Der Junge – aus der Nähe betrachtet, musste er wohl eher Mitte dreißig sein – blinzelte ihn an, dann wandte er den Kopf, um ihn mit seinem gesunden Ohr hören zu können.

»Wer seid Ihr denn?«, fragte er unfreundlich.

»Fraser von Broch Tuarach«, erwiderte Jamie. Es war schließlich ein formeller Anlass. »Ist Mrs –« Er zögerte, weil er nicht wusste, wie er Laoghaire nennen sollte. Seine Schwester sagte, dass sie trotz des Skandals darauf beharrte, sich weiter »Mrs Fraser« zu nennen. Er hatte das Gefühl gehabt, nicht widersprechen zu können – schließlich war es seine Schuld, und er war ohnehin in Amerika. Doch der Teufel sollte ihn holen, wenn er sie selbst so nannte, selbst vor ihrem Knecht.

»Holt mir bitte Eure Herrin«, sagte er knapp.

»Was wollt Ihr von ihr?« Der Mann kniff das gesunde Auge argwöhnisch zusammen.

Er hatte keinen Widerspruch erwartet, und ihm lag eine schneidende Antwort auf der Zunge, doch er zügelte sich. Es war klar, dass der Mann von ihm wusste, und es war gut, dass sich Laoghaires Knecht um ihr Wohlergehen sorgte, selbst wenn er sich rüde verhielt.

»Ich möchte mit ihr sprechen, wenn Ihr nichts dagegen habt«, sagte er außerordentlich höflich. »Glaubt Ihr, Ihr könntet ihr das vielleicht sagen?«

Der Mann stieß einen rüden Kehllaut aus und stand auf. Zu spät erkannte Jamie, dass seine Wirbelsäule verkrümmt war und ein Bein kürzer als das andere war. Doch es gab keine Entschuldigung, die alles nicht noch schlimmer gemacht hätte, und so nickte er nur knapp und ließ den Mann zum Haus humpeln, während er dachte, dass es Laoghaire ähnlich sah, einen lahmen Knecht zu beschäftigen, nur um ihn in Verlegenheit zu bringen.

Dann schüttelte er sich irritiert und schämte sich seines Gedankens. Was hatte er nur an sich, dass eine arglose Frau wie Laoghaire MacKenzie jeden einzelnen seiner niederen Charakterzüge an die Oberfläche holen konnte? Nicht dass seine Schwester das nicht ebenso gut konnte, dachte er seufzend. Doch Jenny entlockte ihm einen Wutausbruch oder einige voreilige Worte, fachte die Flammen an, bis er tobte, und löschte sie dann gekonnt mit einem einzigen Wort, als hätte sie ihn mit kaltem Wasser übergossen.

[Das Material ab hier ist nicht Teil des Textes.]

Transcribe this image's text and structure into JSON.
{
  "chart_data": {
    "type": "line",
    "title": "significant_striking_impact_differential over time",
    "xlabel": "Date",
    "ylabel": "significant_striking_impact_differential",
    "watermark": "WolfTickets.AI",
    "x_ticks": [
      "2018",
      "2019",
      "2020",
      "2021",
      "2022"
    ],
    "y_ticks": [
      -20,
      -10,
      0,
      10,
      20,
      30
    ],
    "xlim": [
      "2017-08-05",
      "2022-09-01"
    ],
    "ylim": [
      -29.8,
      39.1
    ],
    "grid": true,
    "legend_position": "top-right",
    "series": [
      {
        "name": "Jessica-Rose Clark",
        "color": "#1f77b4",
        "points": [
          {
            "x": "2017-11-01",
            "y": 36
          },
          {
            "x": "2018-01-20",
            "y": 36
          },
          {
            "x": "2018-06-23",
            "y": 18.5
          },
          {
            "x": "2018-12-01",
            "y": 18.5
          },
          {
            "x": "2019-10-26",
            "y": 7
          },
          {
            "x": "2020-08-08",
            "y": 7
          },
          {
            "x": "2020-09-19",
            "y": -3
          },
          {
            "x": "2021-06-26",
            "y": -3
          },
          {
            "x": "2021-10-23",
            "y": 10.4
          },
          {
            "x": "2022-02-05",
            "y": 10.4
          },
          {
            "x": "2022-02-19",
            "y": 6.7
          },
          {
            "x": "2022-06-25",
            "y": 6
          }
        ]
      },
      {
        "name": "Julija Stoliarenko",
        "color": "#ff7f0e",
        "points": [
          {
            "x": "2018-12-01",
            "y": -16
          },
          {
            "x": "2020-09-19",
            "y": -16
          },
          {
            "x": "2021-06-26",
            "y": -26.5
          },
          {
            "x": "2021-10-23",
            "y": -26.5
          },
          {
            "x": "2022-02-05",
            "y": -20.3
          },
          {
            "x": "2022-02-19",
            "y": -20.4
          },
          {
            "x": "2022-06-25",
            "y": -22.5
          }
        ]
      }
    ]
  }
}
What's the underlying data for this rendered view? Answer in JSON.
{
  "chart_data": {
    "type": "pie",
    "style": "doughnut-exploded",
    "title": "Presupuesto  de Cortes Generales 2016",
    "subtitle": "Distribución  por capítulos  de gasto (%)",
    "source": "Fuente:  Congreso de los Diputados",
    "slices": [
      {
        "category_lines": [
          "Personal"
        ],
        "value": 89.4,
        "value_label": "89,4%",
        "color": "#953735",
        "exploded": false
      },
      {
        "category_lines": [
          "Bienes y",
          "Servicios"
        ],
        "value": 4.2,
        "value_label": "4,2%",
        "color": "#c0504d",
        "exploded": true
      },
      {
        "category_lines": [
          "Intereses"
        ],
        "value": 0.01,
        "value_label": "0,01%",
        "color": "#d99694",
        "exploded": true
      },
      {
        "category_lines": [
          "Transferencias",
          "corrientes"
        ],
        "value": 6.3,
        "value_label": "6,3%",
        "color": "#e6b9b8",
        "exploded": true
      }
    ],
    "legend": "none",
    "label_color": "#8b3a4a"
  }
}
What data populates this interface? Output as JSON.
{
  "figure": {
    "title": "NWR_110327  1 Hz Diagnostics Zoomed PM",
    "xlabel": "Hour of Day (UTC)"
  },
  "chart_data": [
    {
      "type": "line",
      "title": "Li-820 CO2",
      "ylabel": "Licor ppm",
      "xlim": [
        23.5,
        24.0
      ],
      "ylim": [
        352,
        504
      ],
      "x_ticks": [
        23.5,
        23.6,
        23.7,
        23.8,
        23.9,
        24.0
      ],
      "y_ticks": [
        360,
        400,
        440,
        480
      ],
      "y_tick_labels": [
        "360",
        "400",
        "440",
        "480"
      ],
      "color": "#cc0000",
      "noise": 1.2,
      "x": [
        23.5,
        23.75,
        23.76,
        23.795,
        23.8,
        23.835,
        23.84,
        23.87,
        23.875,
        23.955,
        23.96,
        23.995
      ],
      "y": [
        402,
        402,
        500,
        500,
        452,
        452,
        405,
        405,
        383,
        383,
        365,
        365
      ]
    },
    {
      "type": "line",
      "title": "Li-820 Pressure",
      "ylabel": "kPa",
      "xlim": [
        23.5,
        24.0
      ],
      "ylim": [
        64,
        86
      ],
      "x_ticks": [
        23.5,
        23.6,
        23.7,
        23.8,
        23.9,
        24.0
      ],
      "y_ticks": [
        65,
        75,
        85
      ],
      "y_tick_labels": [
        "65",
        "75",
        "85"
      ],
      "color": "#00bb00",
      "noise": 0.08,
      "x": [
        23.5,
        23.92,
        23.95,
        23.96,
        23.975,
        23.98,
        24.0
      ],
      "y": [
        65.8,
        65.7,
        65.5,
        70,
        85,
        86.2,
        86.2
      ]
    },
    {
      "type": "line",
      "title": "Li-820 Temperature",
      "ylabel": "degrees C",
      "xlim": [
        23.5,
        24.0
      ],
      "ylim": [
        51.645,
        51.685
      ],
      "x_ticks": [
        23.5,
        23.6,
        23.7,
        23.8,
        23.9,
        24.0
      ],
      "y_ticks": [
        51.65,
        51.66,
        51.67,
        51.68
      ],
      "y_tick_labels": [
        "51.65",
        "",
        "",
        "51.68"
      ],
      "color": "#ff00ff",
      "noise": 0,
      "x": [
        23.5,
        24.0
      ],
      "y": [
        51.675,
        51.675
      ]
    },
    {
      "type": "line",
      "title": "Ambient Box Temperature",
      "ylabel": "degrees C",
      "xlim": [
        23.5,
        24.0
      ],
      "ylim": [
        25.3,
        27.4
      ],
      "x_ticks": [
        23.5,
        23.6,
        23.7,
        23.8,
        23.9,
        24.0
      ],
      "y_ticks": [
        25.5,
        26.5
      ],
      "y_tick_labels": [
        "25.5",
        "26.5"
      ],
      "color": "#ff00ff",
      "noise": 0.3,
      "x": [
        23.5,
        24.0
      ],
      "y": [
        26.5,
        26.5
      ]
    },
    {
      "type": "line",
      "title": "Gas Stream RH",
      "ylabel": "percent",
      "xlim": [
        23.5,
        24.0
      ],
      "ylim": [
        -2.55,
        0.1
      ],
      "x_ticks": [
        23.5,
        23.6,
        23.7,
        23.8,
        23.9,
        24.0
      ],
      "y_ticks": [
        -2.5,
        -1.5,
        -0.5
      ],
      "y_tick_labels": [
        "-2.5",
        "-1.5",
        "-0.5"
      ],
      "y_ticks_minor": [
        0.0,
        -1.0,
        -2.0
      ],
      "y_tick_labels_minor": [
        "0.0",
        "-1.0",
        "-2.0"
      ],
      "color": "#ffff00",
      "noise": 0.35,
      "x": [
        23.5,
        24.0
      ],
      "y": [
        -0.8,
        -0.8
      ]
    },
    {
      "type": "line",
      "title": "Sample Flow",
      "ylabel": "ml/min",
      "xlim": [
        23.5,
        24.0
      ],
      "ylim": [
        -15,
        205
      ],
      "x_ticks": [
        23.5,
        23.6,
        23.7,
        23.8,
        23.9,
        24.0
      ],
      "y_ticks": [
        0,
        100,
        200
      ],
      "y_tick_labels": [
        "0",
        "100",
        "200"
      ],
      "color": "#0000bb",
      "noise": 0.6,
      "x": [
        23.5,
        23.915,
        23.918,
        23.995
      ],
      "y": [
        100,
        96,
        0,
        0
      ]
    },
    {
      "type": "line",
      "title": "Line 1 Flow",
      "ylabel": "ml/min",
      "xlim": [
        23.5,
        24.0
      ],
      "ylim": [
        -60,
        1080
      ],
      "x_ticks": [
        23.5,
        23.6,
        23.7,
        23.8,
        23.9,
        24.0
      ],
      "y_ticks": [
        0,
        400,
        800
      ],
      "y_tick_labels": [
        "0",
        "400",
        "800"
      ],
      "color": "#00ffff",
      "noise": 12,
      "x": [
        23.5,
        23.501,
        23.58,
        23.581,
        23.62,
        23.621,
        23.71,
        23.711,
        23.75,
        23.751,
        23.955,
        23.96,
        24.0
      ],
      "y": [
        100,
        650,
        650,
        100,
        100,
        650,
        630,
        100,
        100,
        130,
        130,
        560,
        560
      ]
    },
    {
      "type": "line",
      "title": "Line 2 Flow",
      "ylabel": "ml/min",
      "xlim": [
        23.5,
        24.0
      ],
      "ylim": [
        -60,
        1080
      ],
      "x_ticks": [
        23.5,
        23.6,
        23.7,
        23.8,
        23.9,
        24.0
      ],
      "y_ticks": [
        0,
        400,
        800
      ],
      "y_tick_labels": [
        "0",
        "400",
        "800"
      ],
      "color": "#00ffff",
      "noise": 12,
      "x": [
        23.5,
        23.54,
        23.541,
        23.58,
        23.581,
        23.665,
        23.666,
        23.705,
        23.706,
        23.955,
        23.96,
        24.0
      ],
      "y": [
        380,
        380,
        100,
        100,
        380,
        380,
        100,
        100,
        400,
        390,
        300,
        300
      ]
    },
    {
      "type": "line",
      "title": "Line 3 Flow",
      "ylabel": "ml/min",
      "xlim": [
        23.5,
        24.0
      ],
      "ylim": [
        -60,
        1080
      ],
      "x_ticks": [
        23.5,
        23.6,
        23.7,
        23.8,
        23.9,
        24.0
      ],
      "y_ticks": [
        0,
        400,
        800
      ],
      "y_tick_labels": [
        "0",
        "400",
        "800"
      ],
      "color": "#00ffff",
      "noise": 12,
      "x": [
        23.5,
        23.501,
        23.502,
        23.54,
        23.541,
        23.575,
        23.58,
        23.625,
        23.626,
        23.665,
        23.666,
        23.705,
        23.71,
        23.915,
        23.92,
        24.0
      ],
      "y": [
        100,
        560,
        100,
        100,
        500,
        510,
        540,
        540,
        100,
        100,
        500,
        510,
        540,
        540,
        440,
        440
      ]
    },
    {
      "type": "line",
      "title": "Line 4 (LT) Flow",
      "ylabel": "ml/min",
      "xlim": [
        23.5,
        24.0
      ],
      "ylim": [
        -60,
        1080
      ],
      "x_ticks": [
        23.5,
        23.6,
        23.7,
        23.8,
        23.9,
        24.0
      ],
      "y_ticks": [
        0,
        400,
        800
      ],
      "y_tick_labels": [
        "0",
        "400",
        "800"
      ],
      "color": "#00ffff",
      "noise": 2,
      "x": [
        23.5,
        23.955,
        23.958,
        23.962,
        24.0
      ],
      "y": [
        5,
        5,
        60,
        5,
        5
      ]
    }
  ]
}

»Geh zu ihr«, hatte Jenny gesagt.

»Also schön«, sagte er kampflustig. »Hier bin ich.«

»Das sehe ich«, sagte eine helle, trockene Stimme hinter ihm. »Warum?«

Als er herumfuhr, sah er sich Laoghaire gegenüber, die mit dem Besen in der Hand in der Tür stand und ihn kalt ansah.

Er riss sich den Hut vom Kopf und verbeugte sich vor ihr.

»Guten Tag. Ich hoffe, es geht dir heute gut.« Anscheinend ja, das Gesicht unter der gestärkten weißen Haube war schwach errötet, ihre blauen Augen klar.

Sie betrachtete ihn von oben bis unten, ausdruckslos bis auf die hochgezogenen blonden Augenbrauen.

»Ich habe gehört, dass du heimgekommen bist. Warum bist du hier?«

»Um zu sehen, wie es dir geht.«

Ihre Augenbrauen hoben sich noch ein winziges bisschen weiter.

»Ich kann nicht klagen. Was willst du?«

Hundertmal war er diese Szene im Kopf durchgegangen, doch er hätte wissen sollen, was für eine Zeitverschwendung das war. Es gab Dinge, die man im Voraus planen konnte, aber keines davon hatte mit Frauen zu tun.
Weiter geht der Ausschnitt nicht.